The happiest people don't necessarily have the best of everything. They just make the best of everything.
People don't keep journals for themselves. They keep them for other people, like a secret they don't want to tell, but want everyone to know.

Wednesday, June 09, 2004

College Dropout?

It seems to look that way. School seems to be pointless to me and every day that passes...I feel less and less inspired to go. School is now over at Fullerton. It has been for about a week or two, but school ended a lot sooner for me than it did for anyone else. I stopped going since Spring Break. Well I would wake up and get ready for school. Reach school and not show up to class. I would just go to the library and fall asleep or use the computer if I wasn't that tired. And to stop kidding myself and waking up to get ready to go to a school that I didn't even attend my classes I just stopped going like 3 weeks before the semester was over. So close yet so far. All right, now wipe away the shocked look on your face. School is just so boring and bullshit. And what really sucks about it, is that the things I want to do require a freaking degree. I know most of you who know me will blame my failure in school due to work. I work too much and too late to do well in school, and maybe that is the case, but I know really well that if I wanted to, I could handle work and school. If I wanted to be there I would choose to work less or at least the hours taht I need to get me a passing grade. This is more than just me working. It started even before the school year started. I was never inspired to go to school in the first place.

College was a new and exciting part of my life. I mean what do you do after high school? After they call your name and you recieve that piece of paper that opens a new chapter in your life, what do you do? College right? Well for some people, yes. For me, I had no choice. It was college, and not just any college...a freaking 4-year school. I personally wanted to go to a JC and then rransfer...save me money and time, but since my two brothers didn't graduate/walk and then went to a JC, my parents wanted me to go to a 4-year institution. Lucky me. So Cal State Fullerton, here I go. And I did all right in my first semester. Second semester, due to some events that occurred in my life, led me to drop a lot of my classes. Third semester, I had nothing to do except school so that year I did exceptionally well. And now on my 4th year, I did not want to go back. I went, did my best to get a schedule I liked, but I just hated going to school there.
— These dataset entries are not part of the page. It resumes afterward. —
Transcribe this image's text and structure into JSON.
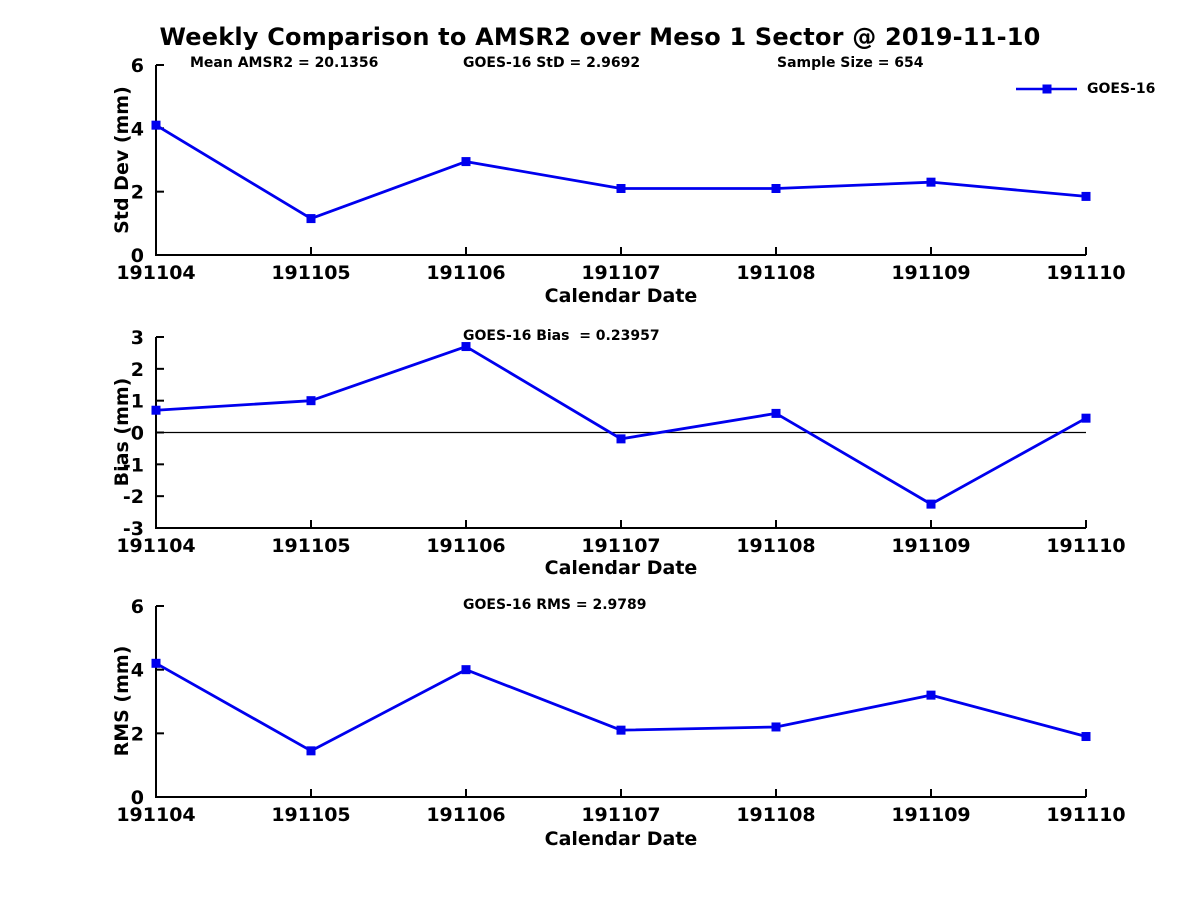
{
  "figure": {
    "title": "Weekly Comparison to AMSR2 over Meso 1 Sector @ 2019-11-10",
    "background": "#ffffff",
    "axis_color": "#000000",
    "series_color": "#0000ee"
  },
  "legend": {
    "label": "GOES-16",
    "marker": "square",
    "color": "#0000ee",
    "position": "top-right"
  },
  "chart_data": [
    {
      "type": "line",
      "name": "std-dev",
      "annotations": [
        "Mean AMSR2 = 20.1356",
        "GOES-16 StD = 2.9692",
        "Sample Size = 654"
      ],
      "categories": [
        "191104",
        "191105",
        "191106",
        "191107",
        "191108",
        "191109",
        "191110"
      ],
      "series": [
        {
          "name": "GOES-16",
          "values": [
            4.1,
            1.15,
            2.95,
            2.1,
            2.1,
            2.3,
            1.85
          ]
        }
      ],
      "xlabel": "Calendar Date",
      "ylabel": "Std Dev (mm)",
      "ylim": [
        0,
        6
      ],
      "yticks": [
        0,
        2,
        4,
        6
      ],
      "zero_line": false,
      "grid": false
    },
    {
      "type": "line",
      "name": "bias",
      "annotations": [
        "GOES-16 Bias  = 0.23957"
      ],
      "categories": [
        "191104",
        "191105",
        "191106",
        "191107",
        "191108",
        "191109",
        "191110"
      ],
      "series": [
        {
          "name": "GOES-16",
          "values": [
            0.7,
            1.0,
            2.7,
            -0.2,
            0.6,
            -2.25,
            0.45
          ]
        }
      ],
      "xlabel": "Calendar Date",
      "ylabel": "Bias (mm)",
      "ylim": [
        -3,
        3
      ],
      "yticks": [
        -3,
        -2,
        -1,
        0,
        1,
        2,
        3
      ],
      "zero_line": true,
      "grid": false
    },
    {
      "type": "line",
      "name": "rms",
      "annotations": [
        "GOES-16 RMS = 2.9789"
      ],
      "categories": [
        "191104",
        "191105",
        "191106",
        "191107",
        "191108",
        "191109",
        "191110"
      ],
      "series": [
        {
          "name": "GOES-16",
          "values": [
            4.2,
            1.45,
            4.0,
            2.1,
            2.2,
            3.2,
            1.9
          ]
        }
      ],
      "xlabel": "Calendar Date",
      "ylabel": "RMS (mm)",
      "ylim": [
        0,
        6
      ],
      "yticks": [
        0,
        2,
        4,
        6
      ],
      "zero_line": false,
      "grid": false
    }
  ]
}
Every time I was in a class I was counting down til that class was over and soon enough when I was able to go home. I don't know what I am doing there...except wasting money.

My problem is that I never decided to go to school for myself. It was always to please other people. I think it is because I never had time to think about it and figure out why I am choosing to go to school. Find a reason for myself rather than just to please friends(since they are going, I should too), parents and brothers. Two years at Fullerton and I still don't know what I am going to major in. I want to teach, but I don't know what subject. And that also means a degree. I know I will be a great U.S. History teacher, but I don't know...the school just seems pointless. And frankly, I don't know what else I want to do. I remember that I didn't like Math so I tried to find majors without anymore Math classes besides the required GE Math. Now I don't like school, so do I find something that doesn't involve school as well?

Before you feel like you have to lecture me about going back to school. I am going to attempt another semester at Fullerton. It is just too far. I think the only way for me to excell in school is to live closer to it so I can be involved in it. That would make things and school a lot better. Gotta move out....we'll see.